ABD istihbarat servislerinin fiziksel olarak bulundukları bir ülke hakkında bilgi almakta zorlanmaları pek olası görünmüyor. Moon of Alabama*, ABD'nin, Ukrayna'nın giderek daha da kötüleşen savaş alanındaki başarısızlıklarını inanılır şekilde inkâr etmesine olanak tanıyan bu gülünç ifadeyi o zaman “Kendi vekâlet savaşımızda neler olduğu hakkında hiçbir fikrimiz yok” cümlesiyle kavramsallaştırmıştı.
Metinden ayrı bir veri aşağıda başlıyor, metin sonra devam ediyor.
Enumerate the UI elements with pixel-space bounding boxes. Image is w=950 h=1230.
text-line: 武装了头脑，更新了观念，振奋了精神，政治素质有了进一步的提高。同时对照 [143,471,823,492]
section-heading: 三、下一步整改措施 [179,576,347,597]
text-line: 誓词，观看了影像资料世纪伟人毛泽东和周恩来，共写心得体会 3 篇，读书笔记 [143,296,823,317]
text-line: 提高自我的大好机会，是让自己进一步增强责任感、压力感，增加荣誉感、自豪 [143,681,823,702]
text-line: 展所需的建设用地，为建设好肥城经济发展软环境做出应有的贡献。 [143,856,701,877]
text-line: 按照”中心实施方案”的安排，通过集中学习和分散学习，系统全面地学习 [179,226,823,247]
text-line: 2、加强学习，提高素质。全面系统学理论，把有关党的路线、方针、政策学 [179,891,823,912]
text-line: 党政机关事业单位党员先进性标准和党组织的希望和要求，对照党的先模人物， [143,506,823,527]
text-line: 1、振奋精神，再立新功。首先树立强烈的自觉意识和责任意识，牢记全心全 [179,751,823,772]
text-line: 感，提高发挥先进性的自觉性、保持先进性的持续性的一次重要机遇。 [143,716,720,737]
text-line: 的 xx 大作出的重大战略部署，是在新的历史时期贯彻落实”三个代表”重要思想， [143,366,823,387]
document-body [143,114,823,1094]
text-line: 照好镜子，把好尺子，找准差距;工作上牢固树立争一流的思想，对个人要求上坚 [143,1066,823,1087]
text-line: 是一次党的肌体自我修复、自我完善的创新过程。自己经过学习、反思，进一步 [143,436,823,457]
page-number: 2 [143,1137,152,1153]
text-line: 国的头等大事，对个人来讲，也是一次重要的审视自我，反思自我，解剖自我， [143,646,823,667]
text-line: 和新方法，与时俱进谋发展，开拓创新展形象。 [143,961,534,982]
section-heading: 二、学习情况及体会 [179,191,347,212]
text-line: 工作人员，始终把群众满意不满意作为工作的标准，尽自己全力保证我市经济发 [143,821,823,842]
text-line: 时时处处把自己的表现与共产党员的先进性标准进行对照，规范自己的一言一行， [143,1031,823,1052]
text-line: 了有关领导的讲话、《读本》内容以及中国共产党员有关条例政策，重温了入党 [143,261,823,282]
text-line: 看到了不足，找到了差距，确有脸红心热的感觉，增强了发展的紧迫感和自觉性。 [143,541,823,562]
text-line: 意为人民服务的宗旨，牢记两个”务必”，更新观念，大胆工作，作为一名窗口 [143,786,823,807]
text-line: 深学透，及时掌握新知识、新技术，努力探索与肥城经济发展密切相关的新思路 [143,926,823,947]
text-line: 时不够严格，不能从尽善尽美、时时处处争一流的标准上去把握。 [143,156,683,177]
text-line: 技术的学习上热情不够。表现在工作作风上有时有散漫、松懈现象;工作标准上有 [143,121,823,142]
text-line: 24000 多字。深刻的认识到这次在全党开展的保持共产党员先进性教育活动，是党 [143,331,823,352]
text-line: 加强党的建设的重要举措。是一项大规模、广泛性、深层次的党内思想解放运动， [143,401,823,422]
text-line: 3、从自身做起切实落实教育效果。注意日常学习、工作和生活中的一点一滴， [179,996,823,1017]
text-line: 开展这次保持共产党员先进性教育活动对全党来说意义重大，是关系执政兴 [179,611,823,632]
Peki, öyleyse bütün bunları bize neden şimdi anlatıyorlar? ABD ve müttefiklerinin giderek artan bir şekilde Ukrayna'ya doğrudan müdahil olduğunu kabul etmemiz isteniyor olabilir. Ertesi gün Antiwar sitesinden Daniel Larison şu tweeti attı: "Nisan'da şahinler: Buna vekâlet savaşı demeyin! Mayıs'ta şahinler: Elbette bu bir vekâlet savaşı! Haziran'da şahinler: Bu onların savaşı değil, bizim savaşımız!"

NİSAN, MAYIS, HAZİRAN...

Nitekim her şey tam olarak böyle oldu. Nisan ayında Başkan Joe Biden, basına bunun ABD ile Rusya arasında bir vekâlet savaşı olduğu düşüncesinin “doğru olmadığını” söyledi ve Savunma Bakanı Lloyd Austin, “Bu açıkça Ukrayna'nın savaşı” dedi. Ana akım medyaysa o zaman hâlâ bu iddiayı Rusya’nın bir suçlaması olarak çerçeveliyor ve medya imparatorluğunun iletişim ajanları, Ukraynalıların harekete geçme güçlerini reddettiği için bu terimi kullanan herkesi rutin olarak azarlıyordu.

Sonra mayıs ayı geldi ve aniden New Yorker, ABD'nin “Rusya ile gerçek bir vekâlet savaşı” içinde olduğunu bize kesin olarak bildirdi ve ABD'li Cumhuriyetçi Seth Moulton gibi dış politika şahinleri şöyle şeyler söylemeye başladılar: “Biz sadece Ukraynalıları desteklemek için savaşta değiliz. Bir tür vekâlet savaşı olsa bile temelde Rusya ile savaştayız ve kazanmamız önemli.”

Ve şimdi, haziran ayında, Max Boot gibi savaş şahinleri halkın önüne çıkıyor ve bunun Amerika'nın savaşı olduğunu ve Ruslara “ezici kayıplar” verdirmek için ABD’nin savaşı sert bir şekilde tırmandırmasının önemli olduğunu söylüyor.

Böylece daha önce hiç akla getirilmemesi gereken ABD’nin Rusya ile savaşta olduğu fikri yavaş yavaş normalleştiriliyor; suyu yavaş yavaş kaynatmaya başlarsanız kurbağa kendisini bekleyen sonu algılayamaz.